More RR on PRU
TGR: Can you highlight some of the companies you're investing in that have projects in Africa?
RR: We're following 70 or 80 exploration plays in Africa. Most are too low grade to ultimately attract our attention, but seven or eight deposits will almost certainly become mines.
With the number of companies active in West Africa, there's going to be a fairly active consolidation. In several situations, we think we're going to get what we laughingly refer to as a "double bump": the property will prove itself up, and then the company that has the property will be acquired, and then the newly acquired property will provide a growth profile to the acquirer. You get a bump for being acquired and a bump for the earnings visibility of the people who acquired it.
This theme worked well for us in the early 1990s and coming out of the 1998–2002 market.
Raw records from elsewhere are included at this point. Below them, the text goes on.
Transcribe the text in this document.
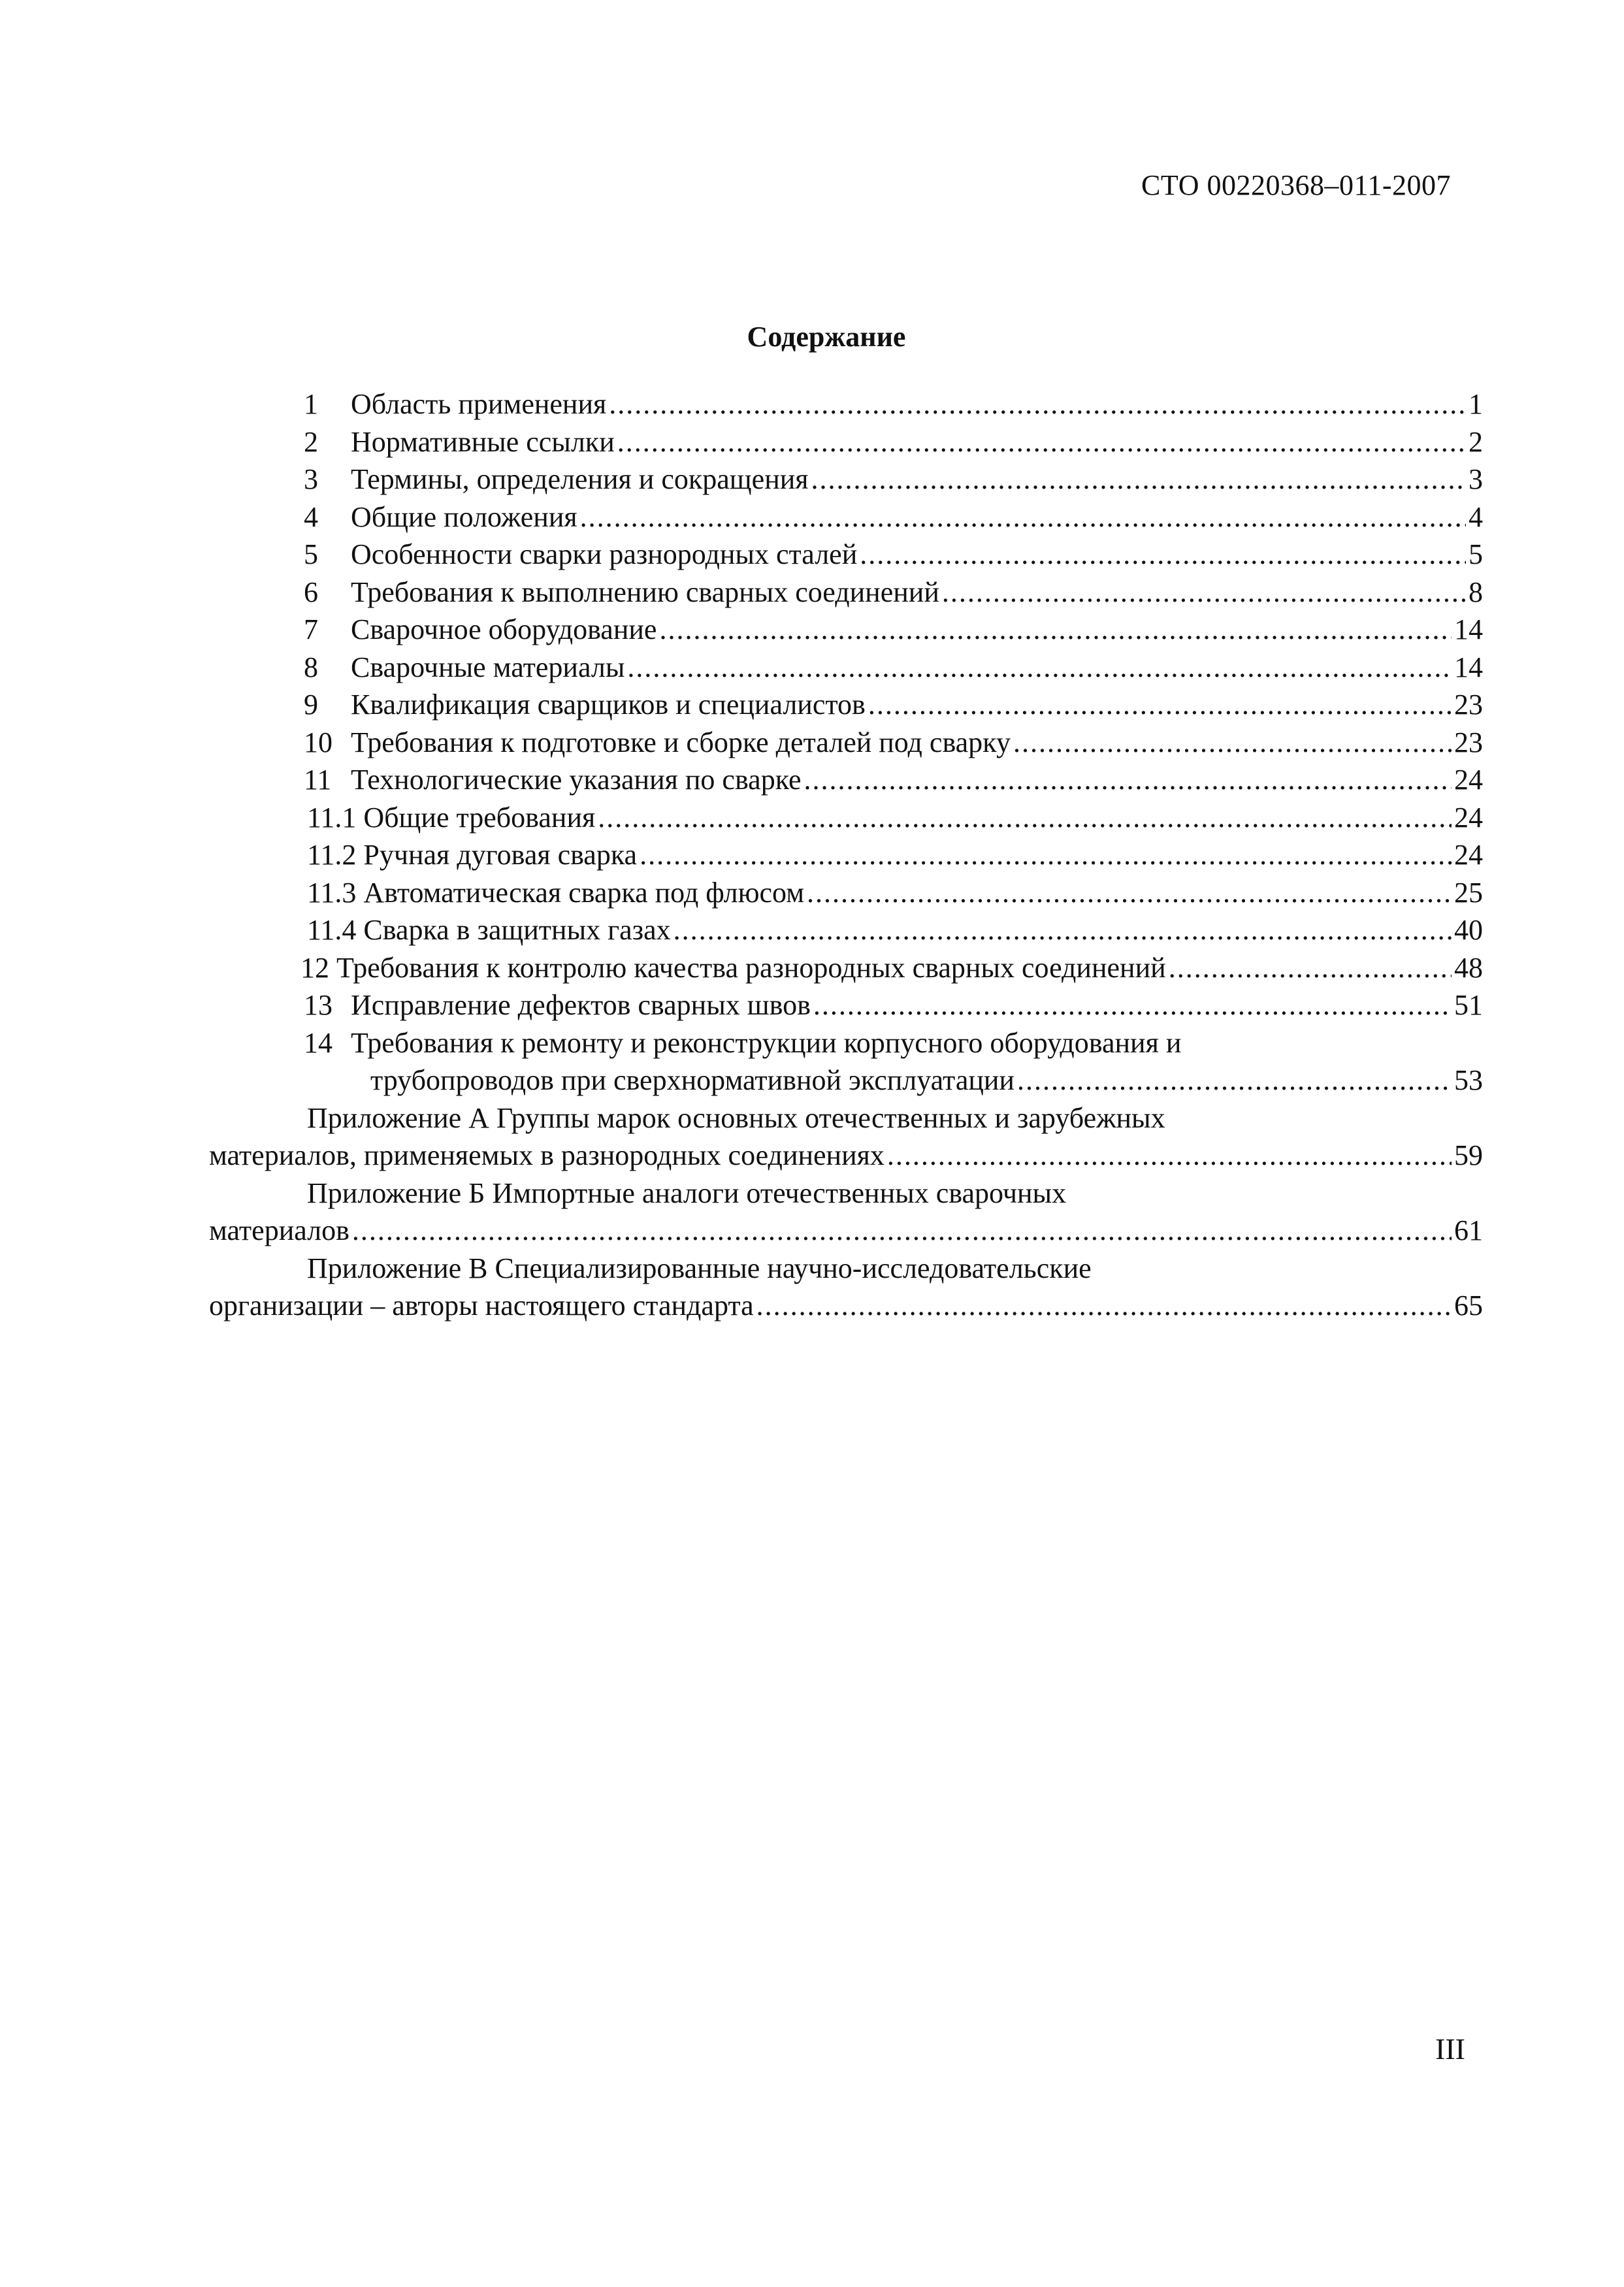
СТО 00220368–011-2007
Содержание
1	Область применения .....	1
2	Нормативные ссылки .....	2
3	Термины, определения и сокращения .....	3
4	Общие положения .....	4
5	Особенности сварки разнородных сталей .....	5
6	Требования к выполнению сварных соединений .....	8
7	Сварочное оборудование .....	14
8	Сварочные материалы .....	14
9	Квалификация сварщиков и специалистов .....	23
10 Требования к подготовке и сборке деталей под сварку .....	23
11 Технологические указания по сварке .....	24
11.1 Общие требования .....	24
11.2 Ручная дуговая сварка .....	24
11.3 Автоматическая сварка под флюсом .....	25
11.4 Сварка в защитных газах .....	40
12 Требования к контролю качества разнородных сварных соединений .....	48
13 Исправление дефектов сварных швов .....	51
14 Требования к ремонту и реконструкции корпусного оборудования и
трубопроводов при сверхнормативной эксплуатации .....	53
Приложение А Группы марок основных отечественных и зарубежных
материалов, применяемых в разнородных соединениях .....	59
Приложение Б Импортные аналоги отечественных сварочных
материалов .....	61
Приложение В Специализированные научно-исследовательские
организации – авторы настоящего стандарта .....	65
III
Our hope is that West African consolidation over the next five years will give us several double, triple or quadruple bumps.
TGR: Australia-based companies in the Sprott portfolio that are doing business in West Africa include Papillon Resources Inc. (PIR:ASX), Birimian Gold Ltd. (BGS:ASX) and Perseus Mining Ltd. (PRU:TSX; PRU:ASX). Are those the types of double bumps you're looking for?
RR: There's a range of discussions there. Papillion is a first-rate deposit. It's done a superb exploration job, and its deposit has size and grade. It could get over the 5 million ounce (5 Moz) market; it certainly has 3 Moz–plus potential. It could make a lot of money for its ultimate acquirer.
Birimian and Hummingbird Resources Plc (HUM:AIM) are attractive in their own right. They're not as large as Papillion, but the potential profitability of their deposits stands out. Perseus has had operational failings that have caused people to reflexively sell them out of disgust. They're just too cheap—the market is valuing their exploration and development assets at zero, and we don't think they're worth zero. A year and a half ago I would have said that Perseus would be a consolidator, but now I expect it will be consolidated because it's selling for 80% less than it did 18 or 19 months ago.
"Compared to the North American market, Australia's is very small and much more volatile. When outside money floods into it, the valuations explode and the market goes higher faster."
West Africa is superior exploration terrain. The amount of money being spent there and the quality of the people exploring there could yield the best exploration results of any region on the globe. It has a lot to give up, and we think it will give it up this cycle. Three or four players will come to dominate the sector. That theme has worked for us in Mexico, in Peru and in Nevada. We are confident it will work for us in West Africa.